Well, that was one of the reasons I was sulking, but not all of them. I was sulking because my parents dragged me there against my will. I knew the only reason Dad had come to his work's New Year's Eve party was so that he could suck up to his boss and ultimately gain the promotion he so desired. But it didn't mean I had to come along for the ride. I didn't want the promotion.
The party was just the same thing every year, and it was becoming boring. I enjoyed the parties when I was seven, but now that I was a teenager, dancing and playing silly party games no longer appealed to me. Mainly because I was nowhere near old enough to drink, and too old to enjoy a round of pass the parcel. I was in a strange limbo in my life, not quite fitting in, and I couldn't wait to grow up and start feeling more like I belonged. I felt entirely out of place, like a puzzle piece that didn't quite fit the picture.
Frank nodded in understanding. "My son is the same. As soon as they hit thirteen, they think they're older than they are and become stroppy teenagers. I'm sure Robert's off in the corner somewhere, moaning about getting dragged here."
Parents didn't get it; that much was clear. Just because they wanted to schmooze and socialise didn't mean they could subject us to it too. I craved my own space, my own time.

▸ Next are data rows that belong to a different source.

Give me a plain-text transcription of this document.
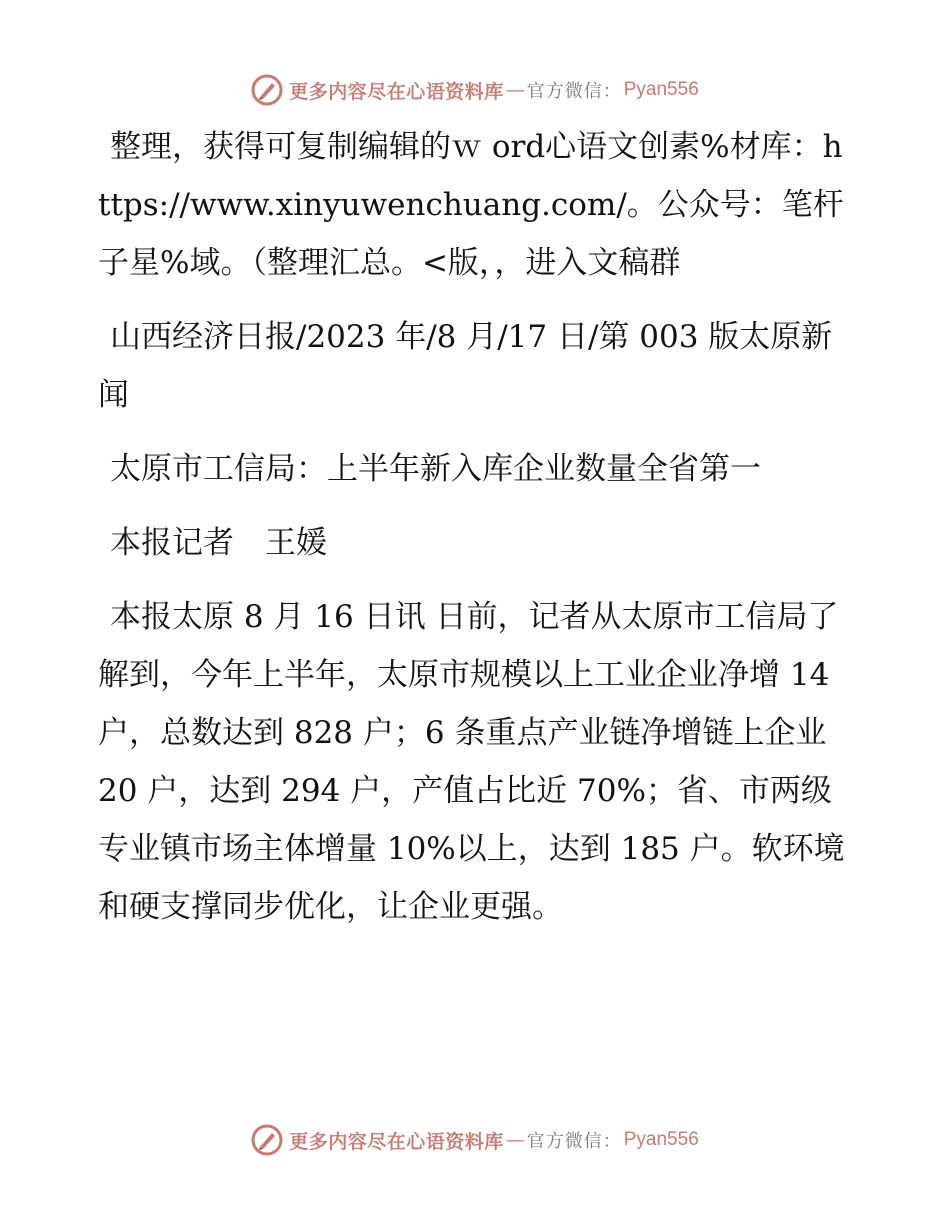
更多内容尽在心语资料库 — 官方微信： Pyan556

整理，获得可复制编辑的ｗ ord心语文创素%材库：https://www.xinyuwenchuang.com/。公众号：笔杆子星%域。（整理汇总。<版，，进入文稿群

山西经济日报/2023 年/8 月/17 日/第 003 版太原新闻

太原市工信局：上半年新入库企业数量全省第一

本报记者　王媛

本报太原 8 月 16 日讯 日前，记者从太原市工信局了解到，今年上半年，太原市规模以上工业企业净增 14 户，总数达到 828 户；6 条重点产业链净增链上企业 20 户，达到 294 户，产值占比近 70%；省、市两级专业镇市场主体增量 10%以上，达到 185 户。软环境和硬支撑同步优化，让企业更强。

更多内容尽在心语资料库 — 官方微信： Pyan556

I was at an age where I wanted to make my own decisions, even if they were just about how I spent my New Year's Eve. I would rather sit at home and doodle on my sketchpad. I'd even prefer just texting my friends to wish them a happy New Year. Anything would be better than this.
Frank then scanned the room. He rolled his eyes when he found what he was looking for. Or who, rather.

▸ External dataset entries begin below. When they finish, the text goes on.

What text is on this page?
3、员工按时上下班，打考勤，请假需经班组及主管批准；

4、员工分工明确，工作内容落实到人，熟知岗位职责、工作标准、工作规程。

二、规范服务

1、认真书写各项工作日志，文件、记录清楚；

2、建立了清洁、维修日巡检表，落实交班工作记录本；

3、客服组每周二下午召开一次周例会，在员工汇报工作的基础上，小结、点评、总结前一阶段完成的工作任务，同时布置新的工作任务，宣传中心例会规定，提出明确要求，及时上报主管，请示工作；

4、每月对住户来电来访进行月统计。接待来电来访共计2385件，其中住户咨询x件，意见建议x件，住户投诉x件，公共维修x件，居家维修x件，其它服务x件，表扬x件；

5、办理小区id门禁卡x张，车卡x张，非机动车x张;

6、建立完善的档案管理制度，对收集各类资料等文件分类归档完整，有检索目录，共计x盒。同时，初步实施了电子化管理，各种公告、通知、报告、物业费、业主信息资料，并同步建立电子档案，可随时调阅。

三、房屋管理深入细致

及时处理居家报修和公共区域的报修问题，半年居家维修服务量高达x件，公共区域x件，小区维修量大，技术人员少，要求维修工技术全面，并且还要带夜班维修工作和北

"Robert, come over here!" Frank called, cupping a hand around his mouth, yet still maintaining an air of class. "Don't be rude! Come and meet our guests!"

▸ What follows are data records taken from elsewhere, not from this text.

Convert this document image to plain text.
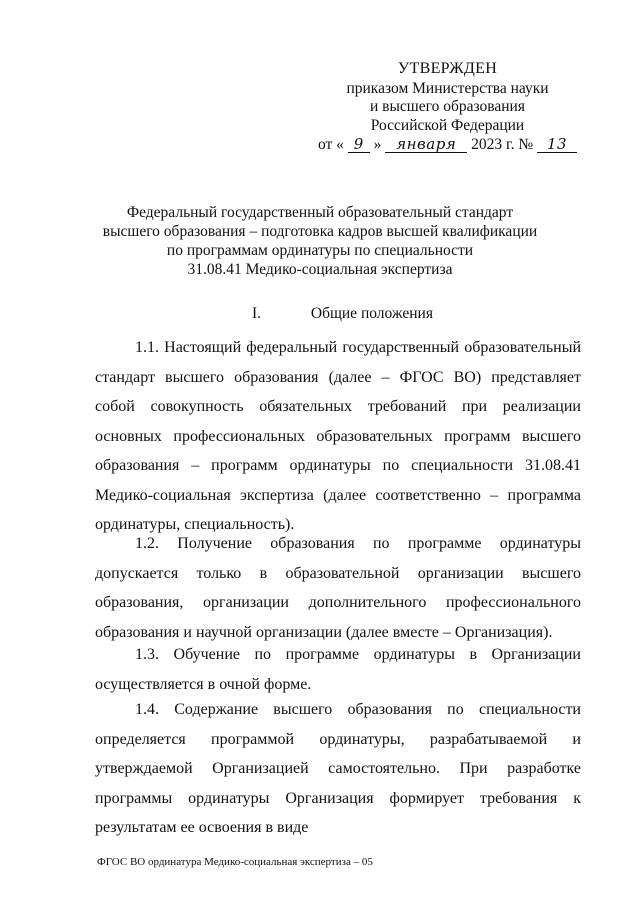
УТВЕРЖДЕН
приказом Министерства науки
и высшего образования
Российской Федерации
от « 9 » января 2023 г. № 13
Федеральный государственный образовательный стандарт
высшего образования – подготовка кадров высшей квалификации
по программам ординатуры по специальности
31.08.41 Медико-социальная экспертиза
I.	Общие положения
1.1. Настоящий федеральный государственный образовательный стандарт высшего образования (далее – ФГОС ВО) представляет собой совокупность обязательных требований при реализации основных профессиональных образовательных программ высшего образования – программ ординатуры по специальности 31.08.41 Медико-социальная экспертиза (далее соответственно – программа ординатуры, специальность).
1.2. Получение образования по программе ординатуры допускается только в образовательной организации высшего образования, организации дополнительного профессионального образования и научной организации (далее вместе – Организация).
1.3. Обучение по программе ординатуры в Организации осуществляется в очной форме.
1.4. Содержание высшего образования по специальности определяется программой ординатуры, разрабатываемой и утверждаемой Организацией самостоятельно. При разработке программы ординатуры Организация формирует требования к результатам ее освоения в виде
ФГОС ВО ординатура Медико-социальная экспертиза – 05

I followed Frank's gaze and saw a boy around my age, rolling his eyes, his arms flopped to his sides after being folded across his chest. He slid off the chair and out of the velvet booth and walked towards us at an annoying snail's pace, with his head down and his shoulders slumped. If I acted like that, I immediately saw the error of my ways, and I almost felt guilty at my behaviour. I realised I owed my parents an apology. Frank placed his hands on his son's shoulders and stood him in front of us.
"This is Brian and his wife, Julie," Frank introduced. Robert gave them a mere nod before looking back down at the floor. His lips attempted to upturn into a smile, but they didn't quite get there. "And this is their daughter, Scarlett. I'm sure you two have met before, but you might not remember. You were both quite young."
"Robert, darling." Frank's wife addressed her son in a small and quiet tone. "Why don't you keep Scarlett company? There aren't many people around your age here."
"Do I have to?" Robert muttered. "Can't I stay on my phone or something?"
"Yes, you have to. Now go on." Robert's mum ordered.
Robert rolled his eyes and walked off in the seat's direction where he had sat before. I looked at my mum with an incredulous expression on my face. I didn't want to follow Robert anyway, much less if he didn't want me there. Mum nodded at me, silently telling me I had to go. I mimicked Robert's actions and rolled my eyes before spinning on my heels and joining Robert at his table. This was where we both had our own little pity party, in plain sight of everyone else enjoying the actual party.
It was silent at first and more than a little awkward. Neither of us knew what to do. Robert was on his phone, texting away, more than happy to ignore me. Absent-mindedly, I picked at my fingernails. I scraped off the ugly pink nail polish Mum had forced on my nails, so that it would match my childish pink outfit. Which I also despised.